Enfermedad inflamatoria intestinal felina

Otros nombres: EII felina, IBD felina

Enfermedad inflamatoria intestinal felina
Imagen: GatoNova · CC0 (placeholder generado por gatonova)

Sistema

digestivo

Severidad

moderada

Contagiosa

No

Edad típica

adulto

Síntomas principales

  • vómitos crónicos
  • diarrea crónica
  • pérdida de peso
  • alteración del apetito

¿Qué es?

La enfermedad inflamatoria intestinal (EII) felina es un grupo de trastornos en los que la pared del intestino se inflama de forma persistente. La mucosa pierde su capacidad de digerir y absorber bien los nutrientes, lo que produce molestias digestivas crónicas y pérdida de peso.

No se conoce una causa única: intervienen factores inmunitarios, alteraciones de la microbiota, hipersensibilidades alimentarias y predisposición genética. En razas orientales (siamés, oriental de pelo corto) se ve con más frecuencia.

Cómo se manifiesta

Los signos más comunes son vómitos crónicos, diarrea persistente o intermitente, pérdida de peso progresiva y cambios en el apetito (que puede aumentar, disminuir o ser caprichoso). El pelaje se vuelve más opaco y el gato puede estar más apagado de lo habitual.

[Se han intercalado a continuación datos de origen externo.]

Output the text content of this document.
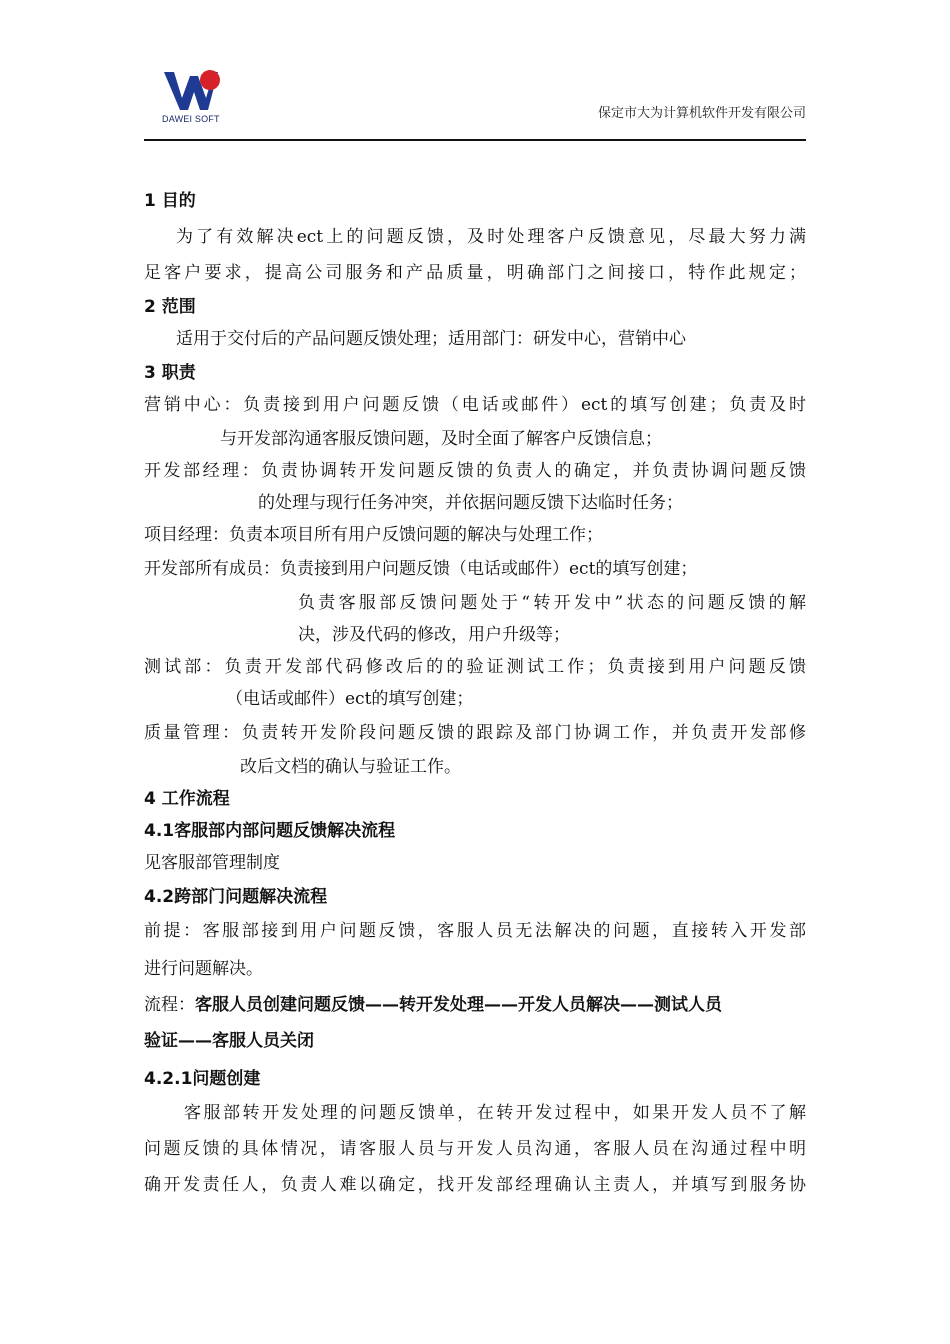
DAWEI SOFT	保定市大为计算机软件开发有限公司
1 目的
为了有效解决ect上的问题反馈，及时处理客户反馈意见，尽最大努力满
足客户要求，提高公司服务和产品质量，明确部门之间接口，特作此规定；
2 范围
适用于交付后的产品问题反馈处理；适用部门：研发中心，营销中心
3 职责
营销中心：负责接到用户问题反馈（电话或邮件）ect的填写创建；负责及时
与开发部沟通客服反馈问题，及时全面了解客户反馈信息；
开发部经理：负责协调转开发问题反馈的负责人的确定，并负责协调问题反馈
的处理与现行任务冲突，并依据问题反馈下达临时任务；
项目经理：负责本项目所有用户反馈问题的解决与处理工作；
开发部所有成员：负责接到用户问题反馈（电话或邮件）ect的填写创建；
负责客服部反馈问题处于“转开发中”状态的问题反馈的解
决，涉及代码的修改，用户升级等；
测试部：负责开发部代码修改后的的验证测试工作；负责接到用户问题反馈
（电话或邮件）ect的填写创建；
质量管理：负责转开发阶段问题反馈的跟踪及部门协调工作，并负责开发部修
改后文档的确认与验证工作。
4 工作流程
4.1客服部内部问题反馈解决流程
见客服部管理制度
4.2跨部门问题解决流程
前提：客服部接到用户问题反馈，客服人员无法解决的问题，直接转入开发部
进行问题解决。
流程：客服人员创建问题反馈——转开发处理——开发人员解决——测试人员
验证——客服人员关闭
4.2.1问题创建
客服部转开发处理的问题反馈单，在转开发过程中，如果开发人员不了解
问题反馈的具体情况，请客服人员与开发人员沟通，客服人员在沟通过程中明
确开发责任人，负责人难以确定，找开发部经理确认主责人，并填写到服务协
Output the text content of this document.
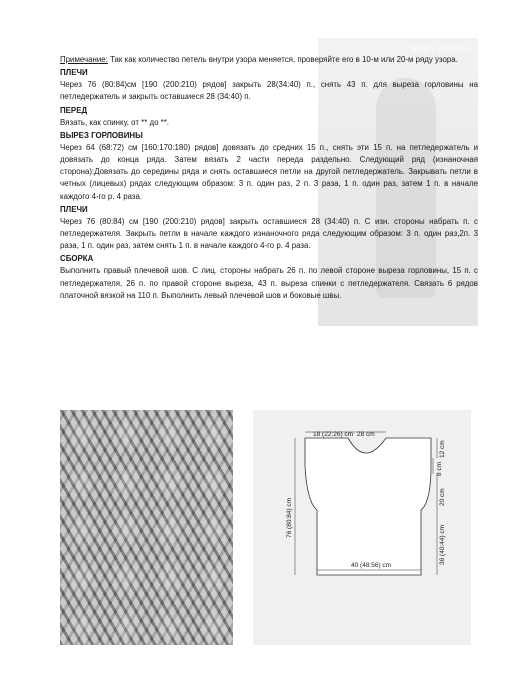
Bergère de France

Примечание: Так как количество петель внутри узора меняется, проверяйте его в 10-м или 20-м ряду узора.

ПЛЕЧИ

Через 76 (80:84)см [190 (200:210) рядов] закрыть 28(34:40) п., снять 43 п. для выреза горловины на петледержатель и закрыть оставшиеся 28 (34:40) п.

ПЕРЕД

Вязать, как спинку, от ** до **.

ВЫРЕЗ ГОРЛОВИНЫ

Через 64 (68:72) см [160:170:180) рядов] довязать до средних 15 п., снять эти 15 п. на петледержатель и довязать до конца ряда. Затем вязать 2 части переда раздельно. Следующий ряд (изнаночная сторона):Довязать до середины ряда и снять оставшиеся петли на другой петледержатель. Закрывать петли в четных (лицевых) рядах следующим образом: 3 п. один раз, 2 п. 3 раза, 1 п. один раз, затем 1 п. в начале каждого 4-го р. 4 раза.

ПЛЕЧИ

Через 76 (80:84) см [190 (200:210) рядов] закрыть оставшиеся 28 (34:40) п. С изн. стороны набрать п. с петледержателя. Закрыть петли в начале каждого изнаночного ряда следующим образом: 3 п. один раз,2п. 3 раза, 1 п. один раз, затем снять 1 п. в начале каждого 4-го р. 4 раза.

СБОРКА

Выполнить правый плечевой шов. С лиц. стороны набрать 26 п. по левой стороне выреза горловины, 15 п. с петледержателя, 26 п. по правой стороне выреза, 43 п. выреза спинки с петледержателя. Связать 6 рядов платочной вязкой на 110 п. Выполнить левый плечевой шов и боковые швы.

18 (22:26) cm 28 cm
12 cm
8 cm
20 cm
36 (40:44) cm
76 (80:84) cm
40 (48:56) cm
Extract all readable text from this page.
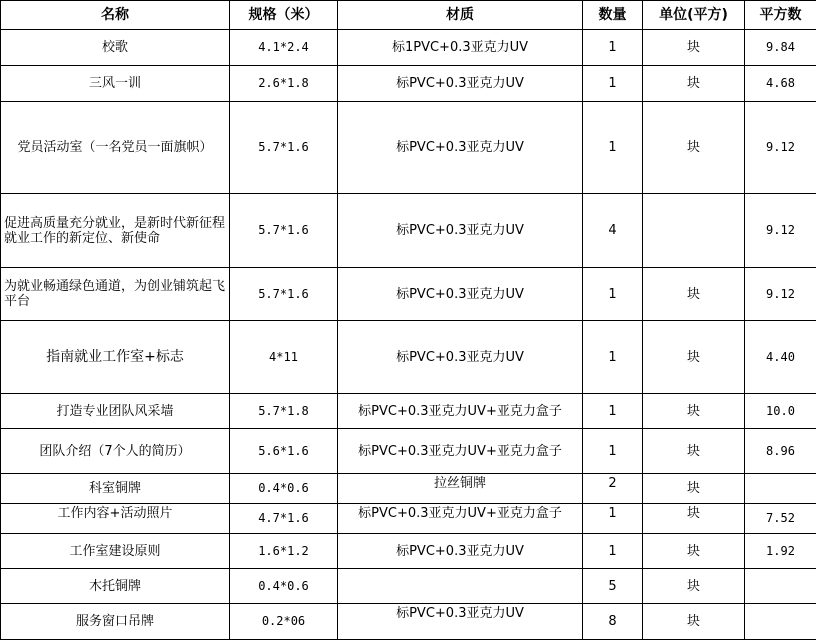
名称	规格（米）	材质	数量	单位(平方)	平方数
校歌	4.1*2.4	标1PVC+0.3亚克力UV	1	块	9.84
三风一训	2.6*1.8	标PVC+0.3亚克力UV	1	块	4.68
党员活动室（一名党员一面旗帜）	5.7*1.6	标PVC+0.3亚克力UV	1	块	9.12
促进高质量充分就业，是新时代新征程就业工作的新定位、新使命	5.7*1.6	标PVC+0.3亚克力UV	4		9.12
为就业畅通绿色通道，为创业铺筑起飞平台	5.7*1.6	标PVC+0.3亚克力UV	1	块	9.12
指南就业工作室+标志	4*11	标PVC+0.3亚克力UV	1	块	4.40
打造专业团队风采墙	5.7*1.8	标PVC+0.3亚克力UV+亚克力盒子	1	块	10.0
团队介绍（7个人的简历）	5.6*1.6	标PVC+0.3亚克力UV+亚克力盒子	1	块	8.96
科室铜牌	0.4*0.6	拉丝铜牌	2	块	
工作内容+活动照片	4.7*1.6	标PVC+0.3亚克力UV+亚克力盒子	1	块	7.52
工作室建设原则	1.6*1.2	标PVC+0.3亚克力UV	1	块	1.92
木托铜牌	0.4*0.6		5	块	
服务窗口吊牌	0.2*06	标PVC+0.3亚克力UV	8	块	
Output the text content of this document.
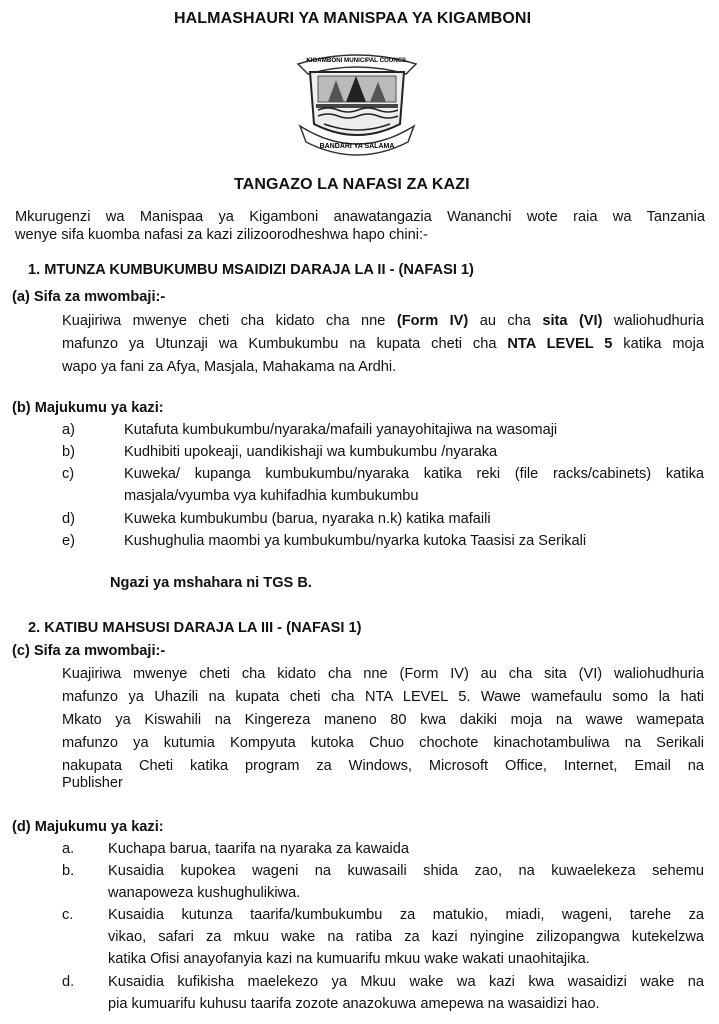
HALMASHAURI YA MANISPAA YA KIGAMBONI
KIGAMBONI MUNICIPAL COUNCIL
BANDARI YA SALAMA
TANGAZO LA NAFASI ZA KAZI
Mkurugenzi wa Manispaa ya Kigamboni anawatangazia Wananchi wote raia wa Tanzania
wenye sifa kuomba nafasi za kazi zilizoorodheshwa hapo chini:-
1. MTUNZA KUMBUKUMBU MSAIDIZI DARAJA LA II - (NAFASI 1)
(a) Sifa za mwombaji:-
Kuajiriwa mwenye cheti cha kidato cha nne (Form IV) au cha sita (VI) waliohudhuria
mafunzo ya Utunzaji wa Kumbukumbu na kupata cheti cha NTA LEVEL 5 katika moja
wapo ya fani za Afya, Masjala, Mahakama na Ardhi.
(b) Majukumu ya kazi:
a)	Kutafuta kumbukumbu/nyaraka/mafaili yanayohitajiwa na wasomaji
b)	Kudhibiti upokeaji, uandikishaji wa kumbukumbu /nyaraka
c)	Kuweka/ kupanga kumbukumbu/nyaraka katika reki (file racks/cabinets) katika
masjala/vyumba vya kuhifadhia kumbukumbu
d)	Kuweka kumbukumbu (barua, nyaraka n.k) katika mafaili
e)	Kushughulia maombi ya kumbukumbu/nyarka kutoka Taasisi za Serikali
Ngazi ya mshahara ni TGS B.
2. KATIBU MAHSUSI DARAJA LA III - (NAFASI 1)
(c) Sifa za mwombaji:-
Kuajiriwa mwenye cheti cha kidato cha nne (Form IV) au cha sita (VI) waliohudhuria
mafunzo ya Uhazili na kupata cheti cha NTA LEVEL 5. Wawe wamefaulu somo la hati
Mkato ya Kiswahili na Kingereza maneno 80 kwa dakiki moja na wawe wamepata
mafunzo ya kutumia Kompyuta kutoka Chuo chochote kinachotambuliwa na Serikali
nakupata Cheti katika program za Windows, Microsoft Office, Internet, Email na
Publisher
(d) Majukumu ya kazi:
a. Kuchapa barua, taarifa na nyaraka za kawaida
b. Kusaidia kupokea wageni na kuwasaili shida zao, na kuwaelekeza sehemu
wanapoweza kushughulikiwa.
c. Kusaidia kutunza taarifa/kumbukumbu za matukio, miadi, wageni, tarehe za
vikao, safari za mkuu wake na ratiba za kazi nyingine zilizopangwa kutekelzwa
katika Ofisi anayofanyia kazi na kumuarifu mkuu wake wakati unaohitajika.
d. Kusaidia kufikisha maelekezo ya Mkuu wake wa kazi kwa wasaidizi wake na
pia kumuarifu kuhusu taarifa zozote anazokuwa amepewa na wasaidizi hao.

El curso es crónico, con altibajos. Es fácil confundirla al principio con “un estómago delicado” hasta que el cuadro se hace evidente.

Diagnóstico y atención

El diagnóstico definitivo requiere descartar otras causas con analíticas, ecografía y, en casos seleccionados, biopsias intestinales por endoscopia o cirugía. Es importante diferenciarla del linfoma de intestino delgado, que puede dar signos parecidos. El manejo a largo plazo combina dieta específica y tratamiento ajustado a cada caso, prescrito por el veterinario.

Acude antes si hay deshidratación, vómitos persistentes o sangre en heces.

Prevención

No hay prevención específica. Mantener una dieta estable, controlar parásitos y atender precozmente las molestias digestivas ayuda a detectar el problema antes.

Razas con mayor incidencia

  • Siamés
  • Oriental de pelo corto

Tras la enfermedad

La EII suele ser crónica, pero con buen control muchos gatos viven con calidad durante años. Los controles veterinarios periódicos permiten ajustar el plan según la evolución.